Honestly I didn't want people to rename heroes and agents, but my business partner convinced me it made sense. So yes, you can just click on their name and rename it. Can't rename Kings though, just Heroes and Agents. I could add the same thing for kings as well.
Oh man, you really want me to spoil the Chosen One? Well he gets early a "hidden" trait that is called "Fate Wills It" where he always passes quests. We wanted him to be at an advantage, but not be a definitive Chosen One. So he'll have a string of successes but so could another Hero. He gains additional skill-ups and has a higher rate of learning traits and skills, but this is all again non definitive elements. When he gets to level 4 (each class has 3 levels, so 4 is his first Tier 2 Class) he gets a unique ability based on the class, and this is when Prophecy quests begin to pop up. The most important one is where he "accepts his destiny" then he starts gaining his obviously chosen one abilities, and where special events start triggering around him and with the Old Ones. Late Game he's a beast, having gained double stat gains for 9 levels, many traits, tons of friends, powerful spells (all depending on his archetype) - and his special events are game changing. For example, he can declare a "Haven" for people which makes a single POI immune to all of your abilities and drastically increases its order. Very, very annoying depending on wisely the AI uses it (right now I'd say it's not ALWAYS the best hoice by the AI but we're working on that). He can also follow high level campaigns that may bring him to be the King of one of the nations, to discover an ancient weapon that was sonce used against you, to ascend to another plane where he returns changed - there's 6 right now and each one is pretty brutal.
If you want more I can give a list of some of the abilities, for example as a Dragoon he gains Ardent Defender which means he defends ALL heroes who wish to be defended in a battle. It's a little hard to imagine why that's good right now (until you see Dev Video 3), but in combat mages go down in one hit - but they are guarded, having one extremely beefy hero blocking all damage to their mages can be enough to lose a battle.
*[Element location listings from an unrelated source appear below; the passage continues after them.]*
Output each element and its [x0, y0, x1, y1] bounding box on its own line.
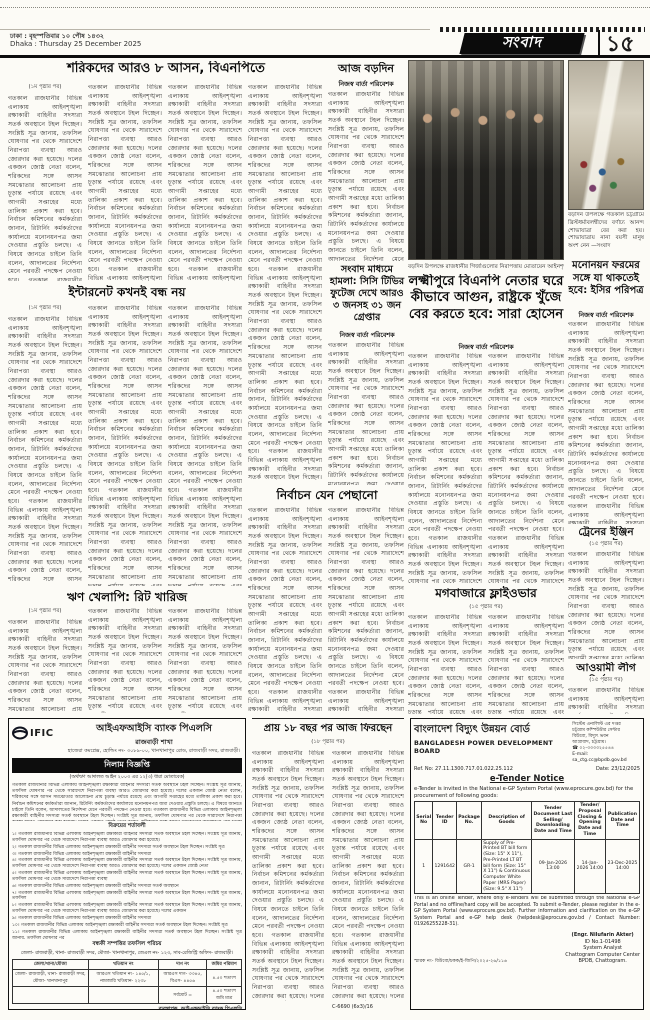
auction-term-item: ৪। গতকাল রাজধানীর বিভিন্ন এলাকায় আইনশৃঙ… [12, 858, 242, 870]
auction-notice-title: নিলাম বিজ্ঞপ্তি [12, 758, 242, 773]
photo-security-forces [408, 60, 564, 260]
etender-table: Serial NoTender IDPackage No.Description… [414, 801, 640, 894]
headline-borodin: আজ বড়দিন [328, 62, 404, 77]
article-body-column: গতকাল রাজধানীর বিভিন্ন এলাকায় আইনশৃঙ্খল… [332, 750, 404, 1001]
bpdb-name-bengali: বাংলাদেশ বিদ্যুৎ উন্নয়ন বোর্ড [414, 722, 572, 739]
ific-logo-text: IFIC [30, 728, 54, 739]
photo1-caption: বড়দিন উপলক্ষে রাজধানীর গির্জাগুলোর নিরা… [408, 263, 564, 272]
bpdb-office-address: সিস্টেম এনালিস্ট এর দপ্তরচট্টগ্রাম কম্পি… [572, 722, 640, 764]
article-body-column: গতকাল রাজধানীর বিভিন্ন এলাকায় আইনশৃঙ্খল… [328, 91, 404, 261]
headline-awami: আওয়ামী লীগ নির্বাচনে [568, 662, 644, 676]
ific-logo-icon [12, 726, 28, 740]
article-body-column: গতকাল রাজধানীর বিভিন্ন এলাকায় আইনশৃঙ্খল… [408, 614, 482, 714]
article-body-column: গতকাল রাজধানীর বিভিন্ন এলাকায় আইনশৃঙ্খল… [168, 608, 242, 713]
masthead-logo: সংবাদ [459, 33, 584, 54]
auction-term-item: ৯। গতকাল রাজধানীর বিভিন্ন এলাকায় আইনশৃঙ… [12, 916, 242, 922]
byline-borodin: নিজস্ব বার্তা পরিবেশক [328, 79, 404, 88]
article-body-column: গতকাল রাজধানীর বিভিন্ন এলাকায় আইনশৃঙ্খল… [168, 305, 242, 586]
article-body-column: গতকাল রাজধানীর বিভিন্ন এলাকায় আইনশৃঙ্খল… [248, 507, 322, 713]
article-body-column: গতকাল রাজধানীর বিভিন্ন এলাকায় আইনশৃঙ্খল… [568, 687, 644, 714]
article-body-column: গতকাল রাজধানীর বিভিন্ন এলাকায় আইনশৃঙ্খল… [488, 614, 564, 714]
ific-bank-auction-ad: IFIC আইএফআইসি ব্যাংক পিএলসি রাজবাড়ী শাখ… [8, 718, 246, 1010]
etender-footer-note: This is an online Tender, where only e-T… [414, 896, 640, 930]
auction-term-item: ৩। গতকাল রাজধানীর বিভিন্ন এলাকায় আইনশৃঙ… [12, 852, 242, 858]
press-mark: C-6690 (6x3)/16 [332, 1004, 412, 1013]
dateline-english: Dhaka : Thursday 25 December 2025 [10, 40, 141, 48]
auction-schedule-line: জেলা- রাজবাড়ী, থানা- রাজবাড়ী সদর, মৌজা… [12, 950, 242, 958]
headline-rin: ঋণ খেলাপি: রিট খারিজ [8, 590, 246, 605]
middle-column-rule [252, 718, 404, 719]
continuation-rin: (১ম পৃষ্ঠার পর) [8, 608, 82, 617]
ific-address: হাজেরা কমপ্লেক্স, হোল্ডিং নং- ৩০৮৯-০০, খ… [66, 748, 242, 756]
auction-term-item: ১০। গতকাল রাজধানীর বিভিন্ন এলাকায় আইনশৃ… [12, 923, 242, 929]
article-body-column: গতকাল রাজধানীর বিভিন্ন এলাকায় আইনশৃঙ্খল… [328, 342, 404, 485]
article-body-column: গতকাল রাজধানীর বিভিন্ন এলাকায় আইনশৃঙ্খল… [8, 316, 82, 586]
headline-internet: ইন্টারনেট কখনই বন্ধ নয় [8, 285, 246, 301]
etender-intro: e-Tender is invited in the National e-GP… [414, 786, 640, 800]
ific-logo: IFIC [12, 722, 66, 740]
article-body-column: গতকাল রাজধানীর বিভিন্ন এলাকায় আইনশৃঙ্খল… [8, 619, 82, 713]
article-body-column: গতকাল রাজধানীর বিভিন্ন এলাকায় আইনশৃঙ্খল… [408, 353, 482, 583]
headline-nirbachon: নির্বাচন যেন পেছানো [248, 488, 406, 504]
newspaper-page: ঢাকা : বৃহস্পতিবার ১০ পৌষ ১৪৩২ Dhaka : T… [0, 0, 650, 1020]
byline-monoyon: নিজস্ব বার্তা পরিবেশক [568, 310, 644, 319]
byline-lokkhipur: নিজস্ব বার্তা পরিবেশক [408, 342, 564, 351]
auction-term-item: ১। গতকাল রাজধানীর বিভিন্ন এলাকায় আইনশৃঙ… [12, 832, 242, 844]
auction-law-note: (অর্থঋণ আদালত আইন ২০০৩ এর ১২(৩) ধারা মোত… [12, 774, 242, 782]
ific-branch: রাজবাড়ী শাখা [66, 737, 242, 748]
ific-ad-header: IFIC আইএফআইসি ব্যাংক পিএলসি রাজবাড়ী শাখ… [12, 722, 242, 756]
etender-notice-title: e-Tender Notice [414, 774, 640, 784]
headline-monoyon: মনোনয়ন ফরমের সঙ্গে যা থাকতেই হবে: ইসির … [568, 260, 644, 308]
bpdb-etender-ad: বাংলাদেশ বিদ্যুৎ উন্নয়ন বোর্ড BANGLADES… [410, 718, 644, 1010]
continuation-internet: (১ম পৃষ্ঠার পর) [8, 305, 82, 314]
headline-firchen: প্রায় ১৮ বছর পর আজ ফিরছেন [252, 723, 404, 737]
auction-term-item: ৬। গতকাল রাজধানীর বিভিন্ন এলাকায় আইনশৃঙ… [12, 884, 242, 890]
bpdb-memo: স্মারক নং- বিউবো/চকক/ই-জিপি/২০২৫-২৬/১১৬ [414, 957, 507, 965]
bpdb-name-english: BANGLADESH POWER DEVELOPMENT BOARD [414, 739, 572, 755]
continuation-train: (১৫ পৃষ্ঠার পর) [568, 541, 644, 549]
auction-schedule-title: বন্ধকী সম্পত্তির তফসিল পরিচয় [12, 941, 242, 949]
auction-term-item: ৮। গতকাল রাজধানীর বিভিন্ন এলাকায় আইনশৃঙ… [12, 903, 242, 915]
bpdb-ref-no: Ref. No: 27.11.1300.717.01.022.25.112 [414, 766, 513, 772]
continuation-awami: (১৫ পৃষ্ঠার পর) [568, 677, 644, 685]
header-rule [0, 55, 650, 58]
article-body-column: গতকাল রাজধানীর বিভিন্ন এলাকায় আইনশৃঙ্খল… [248, 84, 322, 482]
auction-term-item: ৭। গতকাল রাজধানীর বিভিন্ন এলাকায় আইনশৃঙ… [12, 891, 242, 903]
ific-signature-line1: ব্যবস্থাপক, আইএফআইসি ব্যাংক পিএলসি [12, 1006, 242, 1010]
article-body-column: গতকাল রাজধানীর বিভিন্ন এলাকায় আইনশৃঙ্খল… [88, 608, 162, 713]
article-body-column: গতকাল রাজধানীর বিভিন্ন এলাকায় আইনশৃঙ্খল… [8, 95, 82, 281]
article-body-column: গতকাল রাজধানীর বিভিন্ন এলাকায় আইনশৃঙ্খল… [252, 750, 324, 1001]
ific-bank-name: আইএফআইসি ব্যাংক পিএলসি [66, 722, 242, 737]
masthead-title: সংবাদ [502, 31, 542, 56]
headline-train: ট্রেনের ইঞ্জিন সংকট [568, 526, 644, 540]
headline-sharik: শরিকদের আরও ৮ আসন, বিএনপিতে [8, 61, 324, 79]
byline-hamla: নিজস্ব বার্তা পরিবেশক [328, 330, 406, 339]
auction-term-item: ৫। গতকাল রাজধানীর বিভিন্ন এলাকায় আইনশৃঙ… [12, 871, 242, 883]
auction-terms-title: বিক্রয়ের শর্তাবলী [12, 823, 242, 831]
article-body-column: গতকাল রাজধানীর বিভিন্ন এলাকায় আইনশৃঙ্খল… [88, 305, 162, 586]
article-body-column: গতকাল রাজধানীর বিভিন্ন এলাকায় আইনশৃঙ্খল… [488, 353, 564, 583]
article-body-column: গতকাল রাজধানীর বিভিন্ন এলাকায় আইনশৃঙ্খল… [88, 84, 162, 281]
bpdb-signature-block: (Engr. Nilufarin Akter)ID No.1-01498Syst… [565, 932, 640, 965]
article-body-column: গতকাল রাজধানীর বিভিন্ন এলাকায় আইনশৃঙ্খল… [568, 321, 644, 524]
article-body-column: গতকাল রাজধানীর বিভিন্ন এলাকায় আইনশৃঙ্খল… [168, 84, 242, 281]
photo-christmas-procession [568, 60, 644, 210]
auction-schedule-table: জেলা/থানা/মৌজাখতিয়ান নংদাগ নংজমির পরিমা… [12, 959, 242, 1004]
photo2-caption: বড়দিন উপলক্ষে গতকাল চট্টগ্রামে খ্রিস্টধ… [568, 212, 644, 258]
continuation-firchen: (১৮ পৃষ্ঠার পর) [252, 739, 404, 747]
page-number-divider [598, 30, 600, 55]
page-number: ১৫ [606, 27, 635, 64]
auction-terms-list: ১। গতকাল রাজধানীর বিভিন্ন এলাকায় আইনশৃঙ… [12, 832, 242, 939]
headline-hamla: সংবাদ মাধ্যমে হামলা: সিসি টিভির ফুটেজ দে… [328, 264, 406, 328]
continuation-sharik: (১ম পৃষ্ঠার পর) [8, 84, 82, 93]
article-body-column: গতকাল রাজধানীর বিভিন্ন এলাকায় আইনশৃঙ্খল… [568, 551, 644, 659]
header-hairline [0, 29, 430, 30]
photo1-caption-text: বড়দিন উপলক্ষে রাজধানীর গির্জাগুলোর নিরা… [408, 264, 564, 270]
headline-lokkhipur: লক্ষ্মীপুরে বিএনপি নেতার ঘরে কীভাবে আগুন… [408, 274, 564, 340]
continuation-mogbazar: (১৫ পৃষ্ঠার পর) [408, 604, 564, 612]
article-body-column: গতকাল রাজধানীর বিভিন্ন এলাকায় আইনশৃঙ্খল… [328, 507, 404, 713]
headline-mogbazar: মগবাজারে ফ্লাইওভার [408, 586, 564, 602]
auction-intro-paragraph: গতকাল রাজধানীর বিভিন্ন এলাকায় আইনশৃঙ্খল… [12, 783, 242, 821]
bpdb-date: Date: 23/12/2025 [596, 766, 640, 772]
auction-term-item: ২। গতকাল রাজধানীর বিভিন্ন এলাকায় আইনশৃঙ… [12, 845, 242, 851]
top-perforation-line [0, 7, 650, 8]
auction-term-item: ১১। গতকাল রাজধানীর বিভিন্ন এলাকায় আইনশৃ… [12, 930, 242, 939]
The last thing I'll say about the Chosen One is he has a fantastic event chain with Sisyphus, very fun to play out.
Yep, I get what you're saying about feedback. ALL major events pop up on the right side of the screen - even bigger ones actually appear in massive text on the screen itself (like "war"). But there is some room there where events may go on without your knowledge, such as a hero dying or going insane - this may occur as part of their random questing and you won't know until you bump into a crazy hero. I think that's going to remain, otherwise the amount of information coming in would be overwhelming. "heroes" are really pretty mundane until they hit a level of fame where you always see them on the map, think of them mostly as threadbare adventurers when they're at low levels.
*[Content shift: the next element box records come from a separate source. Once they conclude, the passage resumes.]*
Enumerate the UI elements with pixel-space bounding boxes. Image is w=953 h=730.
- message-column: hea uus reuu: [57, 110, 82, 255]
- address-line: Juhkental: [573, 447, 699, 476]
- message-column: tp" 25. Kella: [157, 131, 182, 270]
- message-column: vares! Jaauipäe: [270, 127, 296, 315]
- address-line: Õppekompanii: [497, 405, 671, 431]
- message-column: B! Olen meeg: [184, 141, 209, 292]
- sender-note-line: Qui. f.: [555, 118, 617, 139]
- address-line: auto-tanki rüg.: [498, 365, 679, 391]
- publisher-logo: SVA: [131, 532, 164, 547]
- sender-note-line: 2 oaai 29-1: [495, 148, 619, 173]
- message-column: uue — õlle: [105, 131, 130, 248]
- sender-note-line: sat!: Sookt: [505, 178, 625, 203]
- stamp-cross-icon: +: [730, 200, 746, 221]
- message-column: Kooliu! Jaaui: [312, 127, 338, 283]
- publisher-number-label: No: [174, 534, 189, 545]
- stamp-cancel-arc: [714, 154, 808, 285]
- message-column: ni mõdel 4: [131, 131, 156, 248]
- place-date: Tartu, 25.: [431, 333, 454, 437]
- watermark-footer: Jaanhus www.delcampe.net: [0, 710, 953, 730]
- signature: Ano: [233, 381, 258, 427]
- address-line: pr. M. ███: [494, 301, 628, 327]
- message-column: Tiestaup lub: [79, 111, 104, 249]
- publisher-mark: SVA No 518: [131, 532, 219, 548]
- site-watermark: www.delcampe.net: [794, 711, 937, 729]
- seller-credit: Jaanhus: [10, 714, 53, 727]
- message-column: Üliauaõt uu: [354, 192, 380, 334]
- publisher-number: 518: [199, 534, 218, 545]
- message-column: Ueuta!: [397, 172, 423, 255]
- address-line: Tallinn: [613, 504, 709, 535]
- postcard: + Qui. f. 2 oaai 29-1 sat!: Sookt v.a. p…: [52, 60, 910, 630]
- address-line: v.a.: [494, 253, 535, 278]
The other element of feedback, to be specific to what you said, is that they list why. So if Cylaria declares war on Aventura, they will post a list of provocations so you know "oh hey, I made that happen." You will see that regardless of infiltration.
Infiltration is mostly to see internal political maneuverings and to see what heroes are doing. So in the example above, you saw "War was declareD", if you had infiltration in the capital you would FIRST see a "Political Summit" where they decide what to do - with sufficient influence you can push them to war, though they may also declare war of their own accord.
Aside from politics, it will show you Quests and Campaigns. Ignoring quests can be "ok" as a strategy, but Campaigns (large multi-step quests) are where you want to know ALL of them if possible, and plan to stop which one most affects your strategy.